Alcol a fiumi, spesso droga, un’abitudine alla violenza mutuata dai videogiochi: sono le caratteristiche delle bande che calano sul Naviglio e colpiscono locali e clienti
Milano, 27 aprile 2019 - Gang giovanili provenienti dall’hinterland che imperversano sul Naviglio Pavese, con il corollario di risse, minacce e violenze. A confermarlo, nella notte fra il 25 e il 26 aprile, sono i titolari dei locali lungo via Ascanio Sforza e l’Alzaia del cosiddetto “ramo povero” dei Navigli. La maggior parte, alla vista del taccuino, parla solo con la garanzia dell’anonimato: c’è chi paventa «ritorsioni feroci» o una forma di «pubblicità negativa di cui non sentiamo francamente il bisogno», spiegano. Fabio Ferrari, responsabile della pizzeria “Vai che ce n’è di più” è uno dei pochi che ha il coraggio di ammettere i problemi e di metterci la faccia. «Negli ultimi mesi sono successi episodi inquietanti - spiega - entrano in azione, soprattutto nei weekend, delle gang di italo-stranieri che agiscono con la logica del branco e fanno scoppiare risse per un nonnulla». Il 7 aprile uno studente universitario di 18 anni è stato aggredito sull’Alzaia mentre era in compagnia della fidanzata e di altri due amici.
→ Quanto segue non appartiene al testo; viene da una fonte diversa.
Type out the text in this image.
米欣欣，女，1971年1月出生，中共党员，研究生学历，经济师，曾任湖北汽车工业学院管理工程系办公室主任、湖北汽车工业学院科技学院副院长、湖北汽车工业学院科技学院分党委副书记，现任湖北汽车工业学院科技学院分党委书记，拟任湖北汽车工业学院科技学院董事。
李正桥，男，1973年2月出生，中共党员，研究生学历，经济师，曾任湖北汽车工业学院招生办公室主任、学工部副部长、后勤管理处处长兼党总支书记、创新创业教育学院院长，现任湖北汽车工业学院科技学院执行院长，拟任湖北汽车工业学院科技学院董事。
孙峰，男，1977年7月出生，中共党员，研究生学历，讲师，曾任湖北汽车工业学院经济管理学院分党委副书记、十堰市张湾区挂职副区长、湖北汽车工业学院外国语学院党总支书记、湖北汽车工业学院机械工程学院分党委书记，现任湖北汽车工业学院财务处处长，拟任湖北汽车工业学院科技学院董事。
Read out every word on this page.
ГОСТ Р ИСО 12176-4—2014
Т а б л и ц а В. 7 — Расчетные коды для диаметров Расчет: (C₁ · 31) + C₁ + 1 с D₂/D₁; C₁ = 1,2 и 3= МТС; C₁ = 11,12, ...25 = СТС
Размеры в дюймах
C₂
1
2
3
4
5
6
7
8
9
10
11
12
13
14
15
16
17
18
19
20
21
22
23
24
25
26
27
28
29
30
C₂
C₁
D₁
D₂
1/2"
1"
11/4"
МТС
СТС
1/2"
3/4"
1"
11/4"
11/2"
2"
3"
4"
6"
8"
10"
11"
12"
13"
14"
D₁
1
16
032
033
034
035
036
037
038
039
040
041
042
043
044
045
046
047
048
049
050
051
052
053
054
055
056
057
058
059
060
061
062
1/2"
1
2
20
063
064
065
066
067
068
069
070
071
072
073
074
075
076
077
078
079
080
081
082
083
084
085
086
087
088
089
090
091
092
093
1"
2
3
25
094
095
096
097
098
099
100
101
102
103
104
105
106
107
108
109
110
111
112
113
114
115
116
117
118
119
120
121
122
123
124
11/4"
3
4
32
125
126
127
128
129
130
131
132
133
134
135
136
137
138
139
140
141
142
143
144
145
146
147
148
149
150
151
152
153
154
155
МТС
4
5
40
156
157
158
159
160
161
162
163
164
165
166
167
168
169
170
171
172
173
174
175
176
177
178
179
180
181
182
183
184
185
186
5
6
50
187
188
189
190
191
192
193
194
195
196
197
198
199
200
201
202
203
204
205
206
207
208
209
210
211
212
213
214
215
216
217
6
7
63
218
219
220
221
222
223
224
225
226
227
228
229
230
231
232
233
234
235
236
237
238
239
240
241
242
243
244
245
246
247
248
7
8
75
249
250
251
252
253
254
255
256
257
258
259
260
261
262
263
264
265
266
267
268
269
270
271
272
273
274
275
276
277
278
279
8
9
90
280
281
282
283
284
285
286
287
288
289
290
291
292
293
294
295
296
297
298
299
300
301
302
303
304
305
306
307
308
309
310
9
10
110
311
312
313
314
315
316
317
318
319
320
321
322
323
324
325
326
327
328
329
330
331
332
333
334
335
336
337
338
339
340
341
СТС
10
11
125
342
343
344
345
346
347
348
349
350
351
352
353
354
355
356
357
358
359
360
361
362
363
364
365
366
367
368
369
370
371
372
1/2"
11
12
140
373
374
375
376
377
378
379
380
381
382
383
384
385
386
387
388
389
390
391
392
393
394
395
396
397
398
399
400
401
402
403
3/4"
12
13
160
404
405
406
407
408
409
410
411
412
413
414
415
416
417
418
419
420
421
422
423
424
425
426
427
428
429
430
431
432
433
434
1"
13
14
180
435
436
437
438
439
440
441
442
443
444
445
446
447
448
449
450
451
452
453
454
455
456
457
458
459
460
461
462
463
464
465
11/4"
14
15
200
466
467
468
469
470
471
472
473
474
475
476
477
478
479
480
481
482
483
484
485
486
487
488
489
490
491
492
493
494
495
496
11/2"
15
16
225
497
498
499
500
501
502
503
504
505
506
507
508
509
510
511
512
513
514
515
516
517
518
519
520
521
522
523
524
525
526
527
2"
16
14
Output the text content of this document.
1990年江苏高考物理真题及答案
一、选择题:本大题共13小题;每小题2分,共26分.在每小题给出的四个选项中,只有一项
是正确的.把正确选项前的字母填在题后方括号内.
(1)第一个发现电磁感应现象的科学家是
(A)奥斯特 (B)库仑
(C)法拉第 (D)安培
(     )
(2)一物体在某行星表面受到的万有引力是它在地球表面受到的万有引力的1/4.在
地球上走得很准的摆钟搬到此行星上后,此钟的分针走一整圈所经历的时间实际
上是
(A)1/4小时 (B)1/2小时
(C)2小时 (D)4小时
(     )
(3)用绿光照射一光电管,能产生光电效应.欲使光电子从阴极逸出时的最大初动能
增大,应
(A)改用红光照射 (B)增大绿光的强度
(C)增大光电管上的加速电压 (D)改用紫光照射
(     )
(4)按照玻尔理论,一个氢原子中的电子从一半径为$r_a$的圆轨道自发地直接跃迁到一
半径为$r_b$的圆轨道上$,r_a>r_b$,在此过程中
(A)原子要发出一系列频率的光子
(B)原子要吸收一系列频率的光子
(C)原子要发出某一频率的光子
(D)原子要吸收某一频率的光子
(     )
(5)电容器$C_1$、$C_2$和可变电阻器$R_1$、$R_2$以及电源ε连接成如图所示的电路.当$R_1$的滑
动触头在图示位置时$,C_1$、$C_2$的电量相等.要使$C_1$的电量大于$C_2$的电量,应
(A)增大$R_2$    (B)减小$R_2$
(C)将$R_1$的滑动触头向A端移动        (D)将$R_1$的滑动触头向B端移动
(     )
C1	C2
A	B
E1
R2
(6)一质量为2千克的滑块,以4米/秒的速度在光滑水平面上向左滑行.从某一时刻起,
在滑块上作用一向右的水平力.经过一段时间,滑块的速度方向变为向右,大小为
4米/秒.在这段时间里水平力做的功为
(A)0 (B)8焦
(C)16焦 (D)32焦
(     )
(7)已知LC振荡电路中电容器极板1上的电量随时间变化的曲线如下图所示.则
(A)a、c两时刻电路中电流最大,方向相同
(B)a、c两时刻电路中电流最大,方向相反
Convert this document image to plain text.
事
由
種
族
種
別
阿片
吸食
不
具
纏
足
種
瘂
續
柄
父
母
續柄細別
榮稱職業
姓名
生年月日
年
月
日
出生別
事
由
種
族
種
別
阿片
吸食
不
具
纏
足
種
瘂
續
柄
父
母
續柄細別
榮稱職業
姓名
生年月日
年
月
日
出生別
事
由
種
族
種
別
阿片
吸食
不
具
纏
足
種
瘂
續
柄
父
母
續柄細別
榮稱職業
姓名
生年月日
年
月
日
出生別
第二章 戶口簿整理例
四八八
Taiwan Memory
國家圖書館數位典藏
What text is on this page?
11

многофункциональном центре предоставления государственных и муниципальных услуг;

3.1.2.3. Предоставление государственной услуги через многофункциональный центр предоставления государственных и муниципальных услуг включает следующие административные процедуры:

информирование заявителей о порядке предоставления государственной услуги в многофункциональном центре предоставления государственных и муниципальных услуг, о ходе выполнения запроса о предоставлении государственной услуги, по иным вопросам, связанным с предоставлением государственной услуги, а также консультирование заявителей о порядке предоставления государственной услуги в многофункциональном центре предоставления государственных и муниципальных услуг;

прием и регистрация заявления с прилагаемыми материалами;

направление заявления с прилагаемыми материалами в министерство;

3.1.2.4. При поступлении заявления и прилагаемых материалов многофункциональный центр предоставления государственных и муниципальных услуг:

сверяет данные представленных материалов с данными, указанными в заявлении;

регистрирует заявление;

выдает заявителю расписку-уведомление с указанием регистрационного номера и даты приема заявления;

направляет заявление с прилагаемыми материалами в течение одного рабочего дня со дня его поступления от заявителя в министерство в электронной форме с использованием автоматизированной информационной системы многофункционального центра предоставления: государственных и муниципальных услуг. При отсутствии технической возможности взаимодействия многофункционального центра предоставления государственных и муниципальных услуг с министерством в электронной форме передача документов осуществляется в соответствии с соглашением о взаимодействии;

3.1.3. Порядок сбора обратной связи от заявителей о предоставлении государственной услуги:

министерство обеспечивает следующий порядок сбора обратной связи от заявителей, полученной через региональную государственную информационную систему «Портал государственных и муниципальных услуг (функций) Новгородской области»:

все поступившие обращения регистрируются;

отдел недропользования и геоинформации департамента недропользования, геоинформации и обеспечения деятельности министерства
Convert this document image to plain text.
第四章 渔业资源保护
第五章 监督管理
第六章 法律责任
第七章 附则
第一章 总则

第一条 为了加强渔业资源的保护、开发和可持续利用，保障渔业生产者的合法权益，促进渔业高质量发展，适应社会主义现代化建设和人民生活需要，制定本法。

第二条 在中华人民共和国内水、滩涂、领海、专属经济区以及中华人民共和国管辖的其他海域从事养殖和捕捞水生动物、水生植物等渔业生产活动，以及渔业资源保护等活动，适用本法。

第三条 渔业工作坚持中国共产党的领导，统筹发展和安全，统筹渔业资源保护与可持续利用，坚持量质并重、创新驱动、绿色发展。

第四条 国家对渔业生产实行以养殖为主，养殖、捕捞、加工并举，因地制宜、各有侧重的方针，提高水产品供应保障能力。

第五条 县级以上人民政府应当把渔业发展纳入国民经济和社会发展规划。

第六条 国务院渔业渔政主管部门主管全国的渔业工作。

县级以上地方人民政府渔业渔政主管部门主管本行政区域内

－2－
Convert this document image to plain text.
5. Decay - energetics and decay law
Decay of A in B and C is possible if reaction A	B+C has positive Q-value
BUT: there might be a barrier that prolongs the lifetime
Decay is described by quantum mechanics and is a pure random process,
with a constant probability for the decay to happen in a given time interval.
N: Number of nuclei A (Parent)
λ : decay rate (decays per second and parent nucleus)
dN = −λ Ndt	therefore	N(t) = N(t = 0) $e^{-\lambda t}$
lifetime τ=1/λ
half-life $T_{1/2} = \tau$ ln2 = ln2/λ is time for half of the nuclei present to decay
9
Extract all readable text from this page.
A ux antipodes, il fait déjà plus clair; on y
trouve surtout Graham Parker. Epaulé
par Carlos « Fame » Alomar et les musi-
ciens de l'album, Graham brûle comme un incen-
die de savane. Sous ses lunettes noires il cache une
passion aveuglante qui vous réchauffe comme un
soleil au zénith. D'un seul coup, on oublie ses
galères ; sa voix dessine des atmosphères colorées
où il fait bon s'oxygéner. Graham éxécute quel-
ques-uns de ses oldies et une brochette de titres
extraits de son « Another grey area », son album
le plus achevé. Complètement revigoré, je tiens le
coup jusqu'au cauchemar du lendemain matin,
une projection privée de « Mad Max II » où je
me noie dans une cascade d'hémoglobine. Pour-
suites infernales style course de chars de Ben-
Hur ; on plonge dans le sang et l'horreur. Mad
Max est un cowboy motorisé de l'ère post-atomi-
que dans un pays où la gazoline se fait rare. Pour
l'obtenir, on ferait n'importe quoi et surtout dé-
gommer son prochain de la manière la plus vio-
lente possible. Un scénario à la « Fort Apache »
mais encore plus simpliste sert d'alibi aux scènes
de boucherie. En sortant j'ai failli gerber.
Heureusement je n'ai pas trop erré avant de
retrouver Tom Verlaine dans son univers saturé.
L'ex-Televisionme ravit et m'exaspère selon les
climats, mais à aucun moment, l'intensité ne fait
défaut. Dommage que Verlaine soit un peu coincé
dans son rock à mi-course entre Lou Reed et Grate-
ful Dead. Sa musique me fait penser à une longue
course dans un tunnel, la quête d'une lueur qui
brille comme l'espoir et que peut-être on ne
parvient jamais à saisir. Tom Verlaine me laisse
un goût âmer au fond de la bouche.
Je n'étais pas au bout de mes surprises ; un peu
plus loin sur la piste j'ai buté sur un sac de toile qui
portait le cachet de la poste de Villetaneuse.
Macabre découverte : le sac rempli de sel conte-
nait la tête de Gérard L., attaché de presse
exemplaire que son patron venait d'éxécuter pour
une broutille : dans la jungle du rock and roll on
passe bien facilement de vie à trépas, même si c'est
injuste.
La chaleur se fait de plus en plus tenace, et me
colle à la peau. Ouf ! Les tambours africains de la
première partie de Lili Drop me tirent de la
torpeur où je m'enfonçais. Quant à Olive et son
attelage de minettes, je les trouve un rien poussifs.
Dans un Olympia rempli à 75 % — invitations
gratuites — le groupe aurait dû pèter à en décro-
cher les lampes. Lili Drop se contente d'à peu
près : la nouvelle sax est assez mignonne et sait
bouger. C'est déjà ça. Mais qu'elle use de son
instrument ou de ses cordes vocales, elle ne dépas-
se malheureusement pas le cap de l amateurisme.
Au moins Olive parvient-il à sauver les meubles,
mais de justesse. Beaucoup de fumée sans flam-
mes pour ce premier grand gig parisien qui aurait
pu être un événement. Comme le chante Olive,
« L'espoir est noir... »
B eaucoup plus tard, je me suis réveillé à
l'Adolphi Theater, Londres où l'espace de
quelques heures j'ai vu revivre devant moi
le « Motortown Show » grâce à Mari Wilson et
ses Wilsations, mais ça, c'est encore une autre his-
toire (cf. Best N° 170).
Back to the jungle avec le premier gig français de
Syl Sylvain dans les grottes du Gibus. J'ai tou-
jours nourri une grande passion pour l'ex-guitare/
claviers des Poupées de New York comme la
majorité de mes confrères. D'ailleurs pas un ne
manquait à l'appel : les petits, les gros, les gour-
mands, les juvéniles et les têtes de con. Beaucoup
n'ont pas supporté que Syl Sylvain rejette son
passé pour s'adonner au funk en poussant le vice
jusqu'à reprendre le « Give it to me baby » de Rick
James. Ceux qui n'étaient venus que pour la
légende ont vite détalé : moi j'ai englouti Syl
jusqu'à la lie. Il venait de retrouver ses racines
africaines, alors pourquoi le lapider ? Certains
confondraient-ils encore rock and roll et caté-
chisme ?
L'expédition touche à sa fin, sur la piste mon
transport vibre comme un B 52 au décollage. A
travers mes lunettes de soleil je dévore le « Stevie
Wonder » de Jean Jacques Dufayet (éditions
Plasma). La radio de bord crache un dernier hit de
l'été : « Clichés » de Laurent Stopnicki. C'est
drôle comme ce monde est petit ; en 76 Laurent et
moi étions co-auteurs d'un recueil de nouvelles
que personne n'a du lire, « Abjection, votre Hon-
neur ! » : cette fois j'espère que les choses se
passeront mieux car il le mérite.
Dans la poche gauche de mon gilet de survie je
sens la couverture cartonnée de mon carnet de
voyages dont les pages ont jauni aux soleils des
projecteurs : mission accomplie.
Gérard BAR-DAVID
Ad accanirsi su di lui otto ragazzi italo-marocchini che l’hanno mandato in ospedale perché non aveva una sigaretta da offrire loro. Ma il caso più sconvolgente risale a due mesi fa e riguarda il titolare di un pub, a cui è stato puntato il coltello alla gola da una banda che voleva bere gratis nel suo locale. Ci ha comunicato che a breve cederà il suo pub a un altro gestore perché «non si può venire a lavorare con la paura che ti possa succedere qualcosa di grave». Il problema delle bande non è una novità: il 13 maggio dell’anno scorso Alessio Angelini, socio del pub “Brass Monkey”, rimase ferito gravemente al volto per un coccio di bottiglia usato da uno degli affiliati di una baby gang.
I gestori decisero di prendere di petto la situazione inaugurando un servizio di una decina di steward, pagati di tasca propria, il sabato sera su un tratto dell’Alzaia. Non sono guardie giurate, solo bodyguard di una certa prestanza fisica. Fra i promotori dell’iniziativa Gianfranco Suma, titolare di “Ps Cocktail and Beer”: «Partita come sperimentazione, la presenza dei buttafuori è diventata fissa. A distanza di un anno il bilancio è positivo: certe persone indesiderate non le abbiamo più viste. All’inizio eravamo solo in otto ad aderire, adesso siamo in 13 locali. Spendiamo circa 50/60 euro a sera ma ne vale la pena». «La situazione da noi è un po’ migliorata da quando ci sono gli addetti alla sicurezza», conferma Francesco Marotta, il titolare de “La Fontanella” che aggiunge: «Basta? Credo di no. Al di fuori dell’area controllata, lungo il Pavese succede di tutto. Vogliamo le pattuglie di polizia o carabinieri. Il più forte deterrente per i malintenzionati rimane la divisa». Ma chi sono i membri delle gang? I gestori li descrivono come giovani italiani e stranieri, in trasferta a Milano dai paesi della provincia e con tanta rabbia e alcol in corpo. La maggior parte avrebbe fra i 16 e 20 anni. Un gestore di un ristorante ne fornisce un ritratto quasi sociologico: «Sono il risultato della brutta convergenza fra adolescenza, sballo e oblio. Sono maleducati, prepotenti e arroganti. Anche ai miei tempi si faceva a pugni ma per una ragazza, adesso è diverso. Se la prendono in gruppo contro uno solo. La loro è una violenza senza senso, come quella di un videogioco». Sono in tanti a chiedere, oltre al decollo della pedonalizzazione, un progetto di marketing territoriale per il rilancio del Pavese che vive un complesso di inferiorità nei confronti del vicinissimo Naviglio Grande, sempre affollato di turisti e milanesi anche nei feriali. Quasi un mondo glamour a parte.